Crawler is what just as it's name, a web crawler, which you can give it some start urls and it will begin to work through the web site(you can specify in settings.py)
Refer to the file [run] and [settings.py], you guys just type ./run and the crawler begin to work. If you need to do some custom settings, read settings.py and do some modifications. Keep settings.py empty is fine, cause 'crawler' will load default settings if variable not given.

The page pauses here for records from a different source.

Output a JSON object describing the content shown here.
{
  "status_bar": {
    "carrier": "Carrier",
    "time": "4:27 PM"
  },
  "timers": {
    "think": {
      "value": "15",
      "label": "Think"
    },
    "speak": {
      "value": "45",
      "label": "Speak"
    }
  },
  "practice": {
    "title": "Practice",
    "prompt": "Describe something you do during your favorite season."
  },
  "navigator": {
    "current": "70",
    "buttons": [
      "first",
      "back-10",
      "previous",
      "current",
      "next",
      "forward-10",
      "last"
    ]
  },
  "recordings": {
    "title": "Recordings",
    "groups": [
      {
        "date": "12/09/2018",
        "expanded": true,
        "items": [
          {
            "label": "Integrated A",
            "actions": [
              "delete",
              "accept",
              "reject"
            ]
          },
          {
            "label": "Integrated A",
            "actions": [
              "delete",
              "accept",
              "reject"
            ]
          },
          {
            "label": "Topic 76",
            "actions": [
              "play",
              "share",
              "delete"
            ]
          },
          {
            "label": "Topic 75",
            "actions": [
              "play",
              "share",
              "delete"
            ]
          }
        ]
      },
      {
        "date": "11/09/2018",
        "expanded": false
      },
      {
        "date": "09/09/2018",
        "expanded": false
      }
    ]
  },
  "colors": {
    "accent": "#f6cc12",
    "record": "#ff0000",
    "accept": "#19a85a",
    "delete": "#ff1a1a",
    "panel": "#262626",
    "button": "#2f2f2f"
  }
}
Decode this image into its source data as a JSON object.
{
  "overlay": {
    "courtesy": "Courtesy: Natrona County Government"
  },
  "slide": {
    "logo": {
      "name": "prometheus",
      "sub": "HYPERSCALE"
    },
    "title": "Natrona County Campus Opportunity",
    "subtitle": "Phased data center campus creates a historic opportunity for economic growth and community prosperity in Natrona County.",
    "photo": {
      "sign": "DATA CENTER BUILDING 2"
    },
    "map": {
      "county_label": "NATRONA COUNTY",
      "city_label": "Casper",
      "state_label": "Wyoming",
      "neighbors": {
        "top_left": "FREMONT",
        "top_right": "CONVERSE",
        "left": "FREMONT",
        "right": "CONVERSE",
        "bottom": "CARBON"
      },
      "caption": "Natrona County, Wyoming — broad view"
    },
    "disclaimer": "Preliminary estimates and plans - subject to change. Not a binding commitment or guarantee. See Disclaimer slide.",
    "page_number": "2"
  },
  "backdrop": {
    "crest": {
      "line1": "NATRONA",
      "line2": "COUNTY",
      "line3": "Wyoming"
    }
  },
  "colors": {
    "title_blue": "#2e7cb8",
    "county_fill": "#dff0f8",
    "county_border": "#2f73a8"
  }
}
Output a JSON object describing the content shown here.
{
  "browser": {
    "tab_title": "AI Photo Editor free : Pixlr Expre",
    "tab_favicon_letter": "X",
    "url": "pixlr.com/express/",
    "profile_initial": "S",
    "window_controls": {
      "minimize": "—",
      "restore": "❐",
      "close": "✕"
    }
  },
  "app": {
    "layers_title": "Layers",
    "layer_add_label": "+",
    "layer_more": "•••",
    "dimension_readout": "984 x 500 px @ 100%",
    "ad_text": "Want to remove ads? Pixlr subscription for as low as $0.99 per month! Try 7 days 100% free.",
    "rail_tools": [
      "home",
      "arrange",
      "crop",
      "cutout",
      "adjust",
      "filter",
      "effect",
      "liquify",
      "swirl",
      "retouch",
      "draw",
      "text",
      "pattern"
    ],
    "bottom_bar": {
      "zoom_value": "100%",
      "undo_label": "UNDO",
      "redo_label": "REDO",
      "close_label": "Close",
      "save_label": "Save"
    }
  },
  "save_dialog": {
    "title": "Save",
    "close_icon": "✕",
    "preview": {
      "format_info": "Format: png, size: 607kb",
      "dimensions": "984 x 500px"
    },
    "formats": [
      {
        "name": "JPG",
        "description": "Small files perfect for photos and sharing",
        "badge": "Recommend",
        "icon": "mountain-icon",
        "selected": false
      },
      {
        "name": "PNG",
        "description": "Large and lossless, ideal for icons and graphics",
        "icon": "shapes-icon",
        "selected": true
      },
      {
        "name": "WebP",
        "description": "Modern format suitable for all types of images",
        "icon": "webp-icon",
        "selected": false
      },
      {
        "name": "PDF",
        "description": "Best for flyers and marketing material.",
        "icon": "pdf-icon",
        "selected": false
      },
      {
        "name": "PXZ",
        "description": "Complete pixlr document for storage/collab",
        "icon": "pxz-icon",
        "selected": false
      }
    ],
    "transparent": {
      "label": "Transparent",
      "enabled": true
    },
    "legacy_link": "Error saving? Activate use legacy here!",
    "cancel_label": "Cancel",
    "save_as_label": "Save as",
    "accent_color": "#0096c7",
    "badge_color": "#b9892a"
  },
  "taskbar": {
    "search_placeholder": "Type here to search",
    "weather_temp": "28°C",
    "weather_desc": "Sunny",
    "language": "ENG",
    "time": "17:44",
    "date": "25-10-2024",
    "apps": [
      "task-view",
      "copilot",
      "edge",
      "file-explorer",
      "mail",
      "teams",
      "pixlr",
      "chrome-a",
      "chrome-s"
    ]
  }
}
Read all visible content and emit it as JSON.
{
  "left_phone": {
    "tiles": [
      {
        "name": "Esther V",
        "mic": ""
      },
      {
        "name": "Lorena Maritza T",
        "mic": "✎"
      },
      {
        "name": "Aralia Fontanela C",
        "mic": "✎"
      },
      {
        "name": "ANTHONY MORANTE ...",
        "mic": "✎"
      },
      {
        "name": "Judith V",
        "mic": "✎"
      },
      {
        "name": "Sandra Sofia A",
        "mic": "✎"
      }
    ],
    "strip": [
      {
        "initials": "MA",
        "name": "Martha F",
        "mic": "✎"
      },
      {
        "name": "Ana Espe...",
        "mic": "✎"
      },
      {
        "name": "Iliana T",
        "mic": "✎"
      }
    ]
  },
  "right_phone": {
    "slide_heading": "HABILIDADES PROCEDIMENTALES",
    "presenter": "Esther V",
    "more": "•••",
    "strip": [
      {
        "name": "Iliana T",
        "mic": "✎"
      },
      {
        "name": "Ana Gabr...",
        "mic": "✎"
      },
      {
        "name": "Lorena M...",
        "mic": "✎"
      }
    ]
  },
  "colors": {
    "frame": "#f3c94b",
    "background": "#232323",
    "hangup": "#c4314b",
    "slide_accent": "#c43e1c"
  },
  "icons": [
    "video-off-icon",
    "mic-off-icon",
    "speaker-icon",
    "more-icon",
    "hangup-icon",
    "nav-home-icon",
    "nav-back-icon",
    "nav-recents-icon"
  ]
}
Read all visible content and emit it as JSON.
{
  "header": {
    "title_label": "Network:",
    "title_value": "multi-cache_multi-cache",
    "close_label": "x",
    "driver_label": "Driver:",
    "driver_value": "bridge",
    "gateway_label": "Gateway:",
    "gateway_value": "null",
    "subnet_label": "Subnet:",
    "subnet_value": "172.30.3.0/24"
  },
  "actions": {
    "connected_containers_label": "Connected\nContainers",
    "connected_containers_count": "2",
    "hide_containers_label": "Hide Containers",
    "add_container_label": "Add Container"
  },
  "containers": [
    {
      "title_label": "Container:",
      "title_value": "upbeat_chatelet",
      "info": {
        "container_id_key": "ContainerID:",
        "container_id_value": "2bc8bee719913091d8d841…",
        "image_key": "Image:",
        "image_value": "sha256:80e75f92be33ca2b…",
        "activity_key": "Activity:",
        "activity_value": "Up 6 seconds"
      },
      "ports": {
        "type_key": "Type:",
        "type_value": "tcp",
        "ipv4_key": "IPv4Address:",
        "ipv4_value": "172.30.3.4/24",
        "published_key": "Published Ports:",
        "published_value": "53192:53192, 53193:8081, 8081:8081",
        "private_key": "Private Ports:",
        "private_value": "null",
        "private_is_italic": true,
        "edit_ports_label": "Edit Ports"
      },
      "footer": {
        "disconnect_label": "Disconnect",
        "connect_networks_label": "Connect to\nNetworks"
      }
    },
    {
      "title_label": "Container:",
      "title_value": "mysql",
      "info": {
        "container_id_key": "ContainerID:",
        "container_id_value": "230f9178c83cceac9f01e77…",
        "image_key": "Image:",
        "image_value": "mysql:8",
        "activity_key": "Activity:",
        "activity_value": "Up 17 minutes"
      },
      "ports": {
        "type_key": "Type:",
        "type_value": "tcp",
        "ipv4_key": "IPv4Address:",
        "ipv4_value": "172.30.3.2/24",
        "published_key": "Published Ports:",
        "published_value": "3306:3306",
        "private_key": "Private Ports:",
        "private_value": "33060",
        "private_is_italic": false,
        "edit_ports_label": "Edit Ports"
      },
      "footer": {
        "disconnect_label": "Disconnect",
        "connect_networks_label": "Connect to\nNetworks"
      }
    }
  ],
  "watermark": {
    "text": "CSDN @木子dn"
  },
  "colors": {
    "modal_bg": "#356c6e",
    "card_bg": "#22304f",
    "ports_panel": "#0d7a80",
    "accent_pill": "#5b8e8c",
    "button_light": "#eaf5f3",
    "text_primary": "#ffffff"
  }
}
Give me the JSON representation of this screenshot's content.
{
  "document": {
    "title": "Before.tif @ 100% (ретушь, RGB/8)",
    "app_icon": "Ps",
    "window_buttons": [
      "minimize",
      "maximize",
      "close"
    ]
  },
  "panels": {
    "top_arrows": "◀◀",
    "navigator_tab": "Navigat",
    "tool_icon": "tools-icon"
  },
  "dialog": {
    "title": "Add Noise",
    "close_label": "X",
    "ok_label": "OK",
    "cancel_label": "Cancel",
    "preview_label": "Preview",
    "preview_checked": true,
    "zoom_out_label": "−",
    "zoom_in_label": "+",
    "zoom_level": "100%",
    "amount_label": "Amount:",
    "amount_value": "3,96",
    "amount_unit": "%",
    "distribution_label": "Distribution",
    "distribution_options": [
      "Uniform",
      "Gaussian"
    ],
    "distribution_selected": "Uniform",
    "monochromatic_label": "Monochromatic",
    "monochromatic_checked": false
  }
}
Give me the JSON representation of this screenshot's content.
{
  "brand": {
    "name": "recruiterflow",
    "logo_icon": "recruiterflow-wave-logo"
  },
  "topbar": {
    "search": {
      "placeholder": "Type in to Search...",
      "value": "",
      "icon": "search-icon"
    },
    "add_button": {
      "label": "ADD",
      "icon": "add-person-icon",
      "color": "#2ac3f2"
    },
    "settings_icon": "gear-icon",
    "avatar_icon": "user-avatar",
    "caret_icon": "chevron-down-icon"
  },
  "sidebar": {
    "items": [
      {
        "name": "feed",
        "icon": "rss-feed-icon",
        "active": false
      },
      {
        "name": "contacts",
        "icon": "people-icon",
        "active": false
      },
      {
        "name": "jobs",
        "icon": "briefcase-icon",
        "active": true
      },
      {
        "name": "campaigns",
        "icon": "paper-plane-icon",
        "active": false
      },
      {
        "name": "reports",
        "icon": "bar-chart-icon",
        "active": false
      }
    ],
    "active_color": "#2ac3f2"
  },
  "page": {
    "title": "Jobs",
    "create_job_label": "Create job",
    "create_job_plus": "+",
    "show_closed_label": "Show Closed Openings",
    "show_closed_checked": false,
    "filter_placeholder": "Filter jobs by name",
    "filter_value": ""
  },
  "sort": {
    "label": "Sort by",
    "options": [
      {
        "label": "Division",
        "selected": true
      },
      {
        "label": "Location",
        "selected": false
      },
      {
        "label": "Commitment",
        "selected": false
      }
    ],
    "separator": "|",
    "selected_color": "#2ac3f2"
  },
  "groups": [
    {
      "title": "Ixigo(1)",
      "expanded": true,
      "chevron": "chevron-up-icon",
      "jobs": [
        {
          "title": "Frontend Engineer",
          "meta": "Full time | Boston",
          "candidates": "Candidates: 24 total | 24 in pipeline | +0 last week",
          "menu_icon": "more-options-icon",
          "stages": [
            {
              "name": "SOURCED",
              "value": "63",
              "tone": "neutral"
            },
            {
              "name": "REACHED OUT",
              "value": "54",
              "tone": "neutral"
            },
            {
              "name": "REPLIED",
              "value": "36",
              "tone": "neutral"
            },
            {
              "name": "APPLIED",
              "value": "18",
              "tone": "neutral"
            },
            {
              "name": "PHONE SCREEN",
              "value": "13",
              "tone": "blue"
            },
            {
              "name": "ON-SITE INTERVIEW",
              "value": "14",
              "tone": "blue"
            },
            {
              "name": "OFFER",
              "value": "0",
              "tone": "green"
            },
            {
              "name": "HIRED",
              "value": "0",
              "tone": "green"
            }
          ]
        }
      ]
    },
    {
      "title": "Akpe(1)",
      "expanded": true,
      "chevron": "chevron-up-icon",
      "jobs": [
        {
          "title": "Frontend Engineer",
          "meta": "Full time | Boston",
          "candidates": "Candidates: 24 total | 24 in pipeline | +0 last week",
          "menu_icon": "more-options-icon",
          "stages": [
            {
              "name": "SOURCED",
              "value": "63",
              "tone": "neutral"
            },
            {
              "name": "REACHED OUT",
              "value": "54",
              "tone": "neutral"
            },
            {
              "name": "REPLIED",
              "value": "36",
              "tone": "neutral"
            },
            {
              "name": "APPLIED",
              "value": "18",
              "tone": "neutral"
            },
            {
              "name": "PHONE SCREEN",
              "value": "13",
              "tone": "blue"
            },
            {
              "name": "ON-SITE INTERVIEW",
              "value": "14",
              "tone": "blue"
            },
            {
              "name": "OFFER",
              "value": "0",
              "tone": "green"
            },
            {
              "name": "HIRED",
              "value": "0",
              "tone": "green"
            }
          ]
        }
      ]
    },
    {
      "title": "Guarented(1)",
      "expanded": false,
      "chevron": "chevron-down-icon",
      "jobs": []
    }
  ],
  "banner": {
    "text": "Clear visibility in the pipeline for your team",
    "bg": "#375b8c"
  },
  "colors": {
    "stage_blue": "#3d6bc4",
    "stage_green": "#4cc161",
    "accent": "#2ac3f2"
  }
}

The script statistic visit different kinds of web links specified in 'links/*'(by default, actually you can specified it in settings.py, and I have prepared some links in this default directory) and record how much time each kind of links cost to visit. And then these statistic data will be recorded in 'statistic_data/*'(by default as well). What you need to do is create you own crontab job to make sure this script run every interval you want, just as like below:
- 0 */1 * * * /home/cassvin/Project/Python/crawler/statistic
- 30 12 */1 * * /home/cassvin/Project/Python/crawler/statistic
Python lib:
* redis_queue
* rediset
* PyQuery
* gevent
Software:
* redis
(Chinese here, I will translate them into English sooner or later)
-
24小时不停的逛一个网站,如(http://m.sohu.com/)。
-
记录网站上出错的链接及出错链接的返回状态、内容等信息。
-
记录打开慢的网页,比如超过2秒。
-
分时段(小时,天)统计网站几个主要类型的网页打开的平均时间。
比如http://m.sohu.com 上的主要网页类型:
/n/xxx/ 新闻正文页 http://m.sohu.com/n/358627048/
/p/xxx/ 组图正文页 http://m.sohu.com/p/397297/
/c/xxx/ 频道首页 http://m.sohu.com/c/55/